As IT teams continue to adopt and increasingly leverage virtualization to improve asset utilization and agility, it’s going to be key that organizations themselves virtualize and become more agile, sharing their own “IT project transactions” transparently so a decision from one team (i.e. servers) doesn’t severely impact the “up time” or “TCO” of another team (i.e. networks). The CIO of a major US bank discussed this issue in CIO Magazine and how they addressed these challenges.
Do you have experience or results to share on how IT teams can adjust or “virtualize” their own organizations to best get ready for the next stages of IT virtualization?
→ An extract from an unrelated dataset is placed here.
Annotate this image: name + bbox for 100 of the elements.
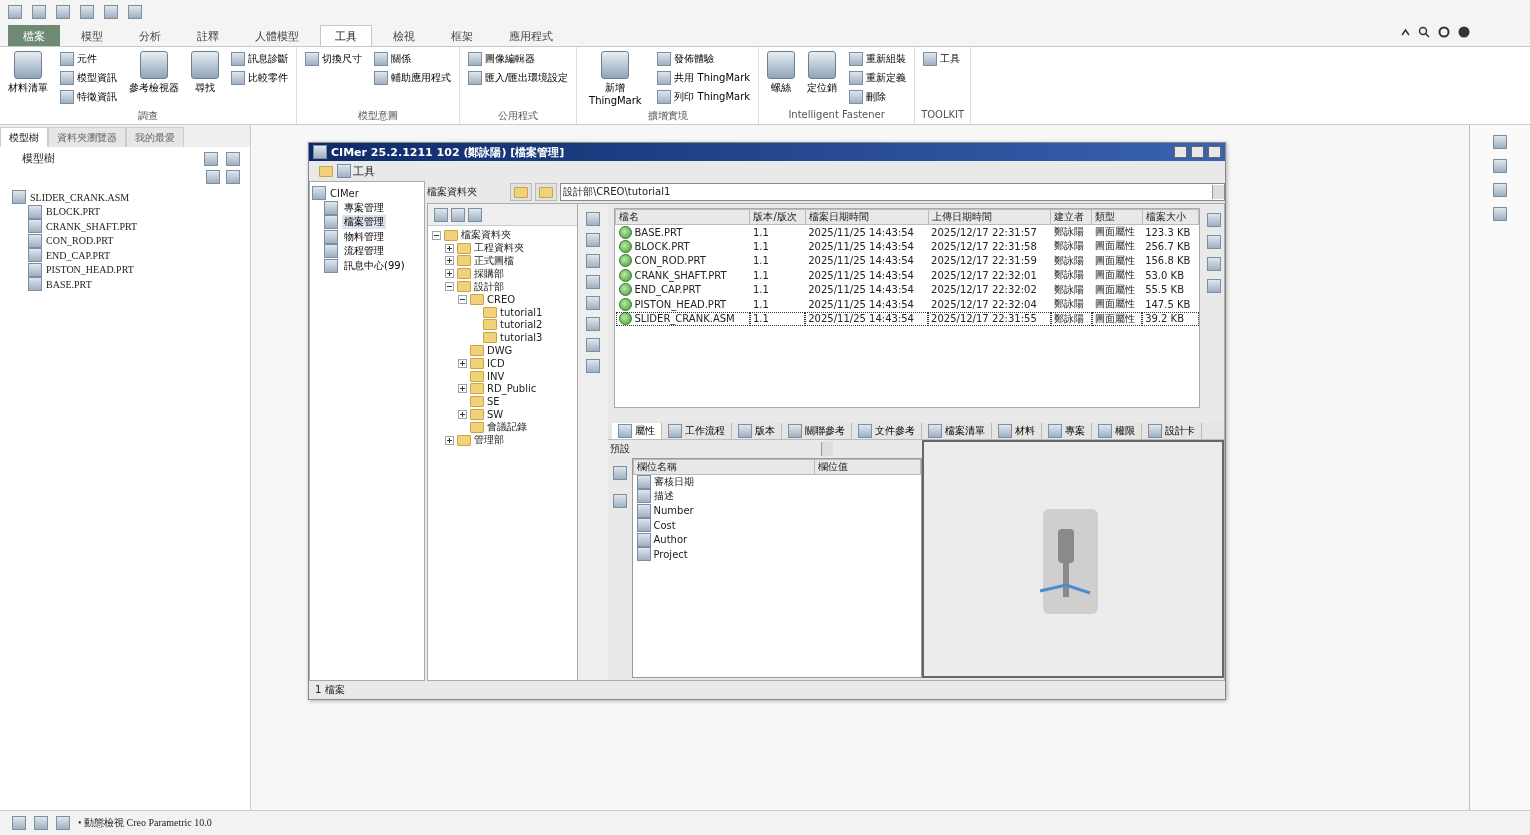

Or prepare across different IT teams and assets to ensure that everyone is “virtualization-ready”?
Posted by Mark Weiner at 10:41AM PST


Stefan Apr 28, 2009
Very good subject! I am testing right now fat clients coming across WAN after SMB/CIFS resources in the Data Center, using WAAS, vs. VDI deployment in the Data Center, where the resources are, both over site-to-site VPN. Attempting to derive cost vis-a-vis performance vis-a-vis scalability (WAAS size vs. server size to sustain VDIs) info.